The wise are forever issuing dire warnings about slippery slopes. Here is one that has become a very steep slide indeed: Traditional publishers are taking fewer risks on unknown authors and are producing fewer cookbooks. This means that there is less need to maintain high-priced publishing offices in high-rent districts. Costs are cut as publishers’ profits decline. The agonized staff is laid off or offered freelance or part-time employment without traditional benefits.
When the demand for physical, hard- or soft-cover books is reduced, there are fewer orders placed with printers. Fewer printed books result in empty warehouses, and this, in turn, means that there is a less inventory to insure. Fewer trucks are needed to carry books to and from bookstores. We are all painfully aware of the demise of small, independent, neighborhood bookstores, and even of the disappearance of large bookstore chains. Even so, don’t abandon hope.
Food for Thought
The following fact was provided by R. R. Bowker at The Roger Smith Cookbook Conference in New York City in 2012: Cookbooks account for four percent of all book purchases.
The speaker went on to ask the following questions:
? Who buys cookbooks, professionals or home cooks? Answer: both.
? Where do they buy cookbooks, from bookstores or online? Answer: both.
? How does a prospective buyer hear about a cookbook at a time when there are fewer newspaper and magazine reviews and virtually no extensive author or media tours? Answer: Radio interviews and bloggers spread the word. Amazon is the key to sales.
? Why does a buyer purchase a specific book? Answer: Most books are bought as gifts. There is a spike in cookbook sales during the Christmas season. (Diet books, however, are not given as gifts, but are purchased by the intended user.)
? What is the average price paid for a cookbook: Who buys a fifty-dollar cookbook? Answer: some people—a few.
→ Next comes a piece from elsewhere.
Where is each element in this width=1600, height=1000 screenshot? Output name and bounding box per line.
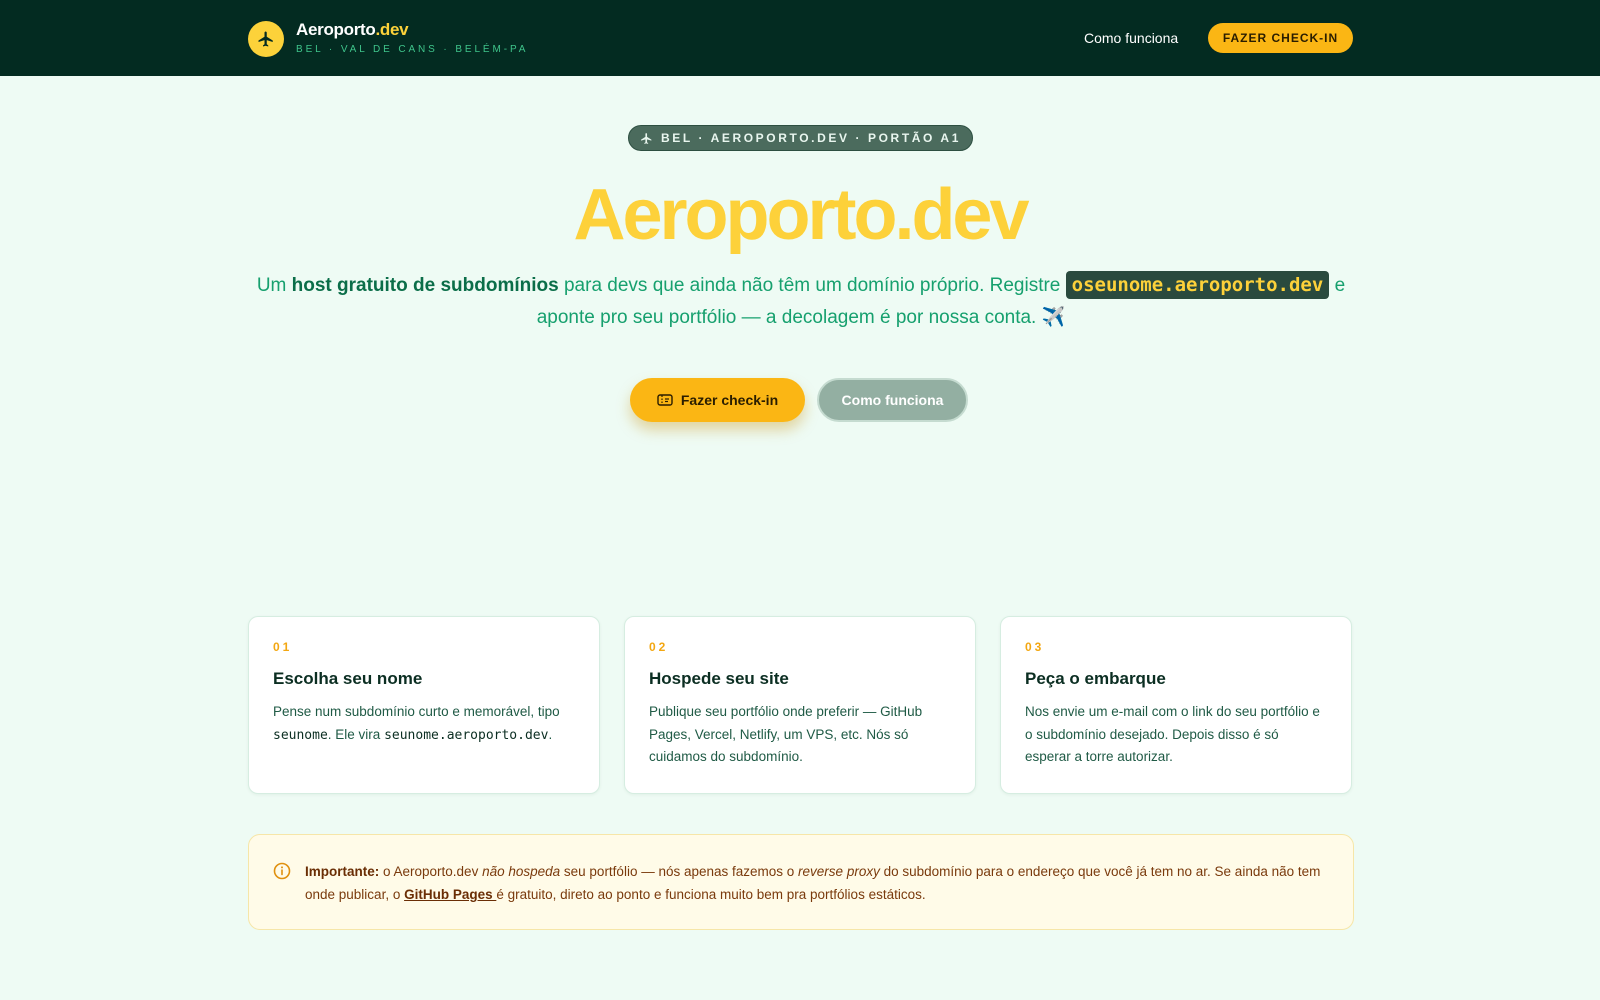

Purchasing decisions are based on
? how many children there are in the recipient’s household;
? whether the buyer or recipient is married or single;
? whether he or she is high-school or college-educated;
? and whether or not the buyer has some income to spare.
Profile of a Cookbook Buyer
Women buy sixty-nine percent of all cookbooks. The largest purchasing group is between the ages of thirty and forty-four, though there has been growth in the eighteen- to twenty-nine-year-old group. This change is attributed to cable-TV cooking programs.
Conclusions: Fewer cookbooks are published every year. Thousands upon thousands of recipes are available online, for free, so a prospective author must ask: who truly needs, or wants, or will buy my book? This is a harsh reality, but it is vitally important to nail this information down.
It is therefore essential to have a clear profile of the prospective buyers of your book. Ask yourself, “To whom am I speaking?” Answer—honestly. Careful research is the foundation on which to build future success.